How technology is utilised determines whether it is a successful tool or a wasteful investment. In insurance, a recent innovation has been the use of black boxes, also known as telematics car insurance. These little boxes provide insurers with sophisticated methods for monitoring motorists driving behaviours, allowing underwriters to assess policyholders, rewarding careful drivers with lower premiums. There has been an uptake in the use of telematics technology, as it has cut prices by nearly 25 percent. Unsurprisingly, young drivers in particular have jumped on board with the new money-saving device. Italy is the market leader for black boxes associated with motor insurance policies according to a study published by the Italian Association of Insurance Companies (ANIA).

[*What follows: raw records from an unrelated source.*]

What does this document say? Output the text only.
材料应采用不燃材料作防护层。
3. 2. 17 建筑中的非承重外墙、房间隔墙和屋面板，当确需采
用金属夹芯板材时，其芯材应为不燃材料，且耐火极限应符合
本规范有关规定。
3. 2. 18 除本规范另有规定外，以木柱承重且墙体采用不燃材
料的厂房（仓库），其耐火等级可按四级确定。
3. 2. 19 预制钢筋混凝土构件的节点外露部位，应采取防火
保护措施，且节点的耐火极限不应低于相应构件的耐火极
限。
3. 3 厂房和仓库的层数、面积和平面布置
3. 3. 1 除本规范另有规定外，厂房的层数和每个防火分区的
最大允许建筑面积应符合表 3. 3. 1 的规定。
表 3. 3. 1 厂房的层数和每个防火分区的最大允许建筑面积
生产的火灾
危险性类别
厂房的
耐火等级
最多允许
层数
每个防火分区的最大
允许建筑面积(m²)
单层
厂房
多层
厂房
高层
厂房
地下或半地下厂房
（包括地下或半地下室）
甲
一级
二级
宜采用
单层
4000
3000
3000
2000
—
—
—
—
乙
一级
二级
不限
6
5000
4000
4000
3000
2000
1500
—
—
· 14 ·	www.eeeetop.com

“With the introduction of these devices, we have succeeded in turning some problem areas typical of this sector into an opportunity, differentiating our offering and making important progress towards tailoring tariffs,” says Filippone. “Looking to the future, the integration of systems that use home automation and biological parameter monitoring technology, which are increasingly being employed, might open up new opportunities for growth.
“Technology will also enable us to improve relations with our customers, through new multi-access platforms that will allow us to manage all aspects of interaction and use all the devices currently available on the market,” says Filippone.
Filling the void
Italians, as a whole, are under-insured by comparison to their European counterparts. Roughly, only five percent of the population has supplemental health insurance, compared to almost 90 percent in France; and just 20 percent of Italian households have taken out home insurance, while in the UK and the Netherlands, 75 percent of homeowners have opted in.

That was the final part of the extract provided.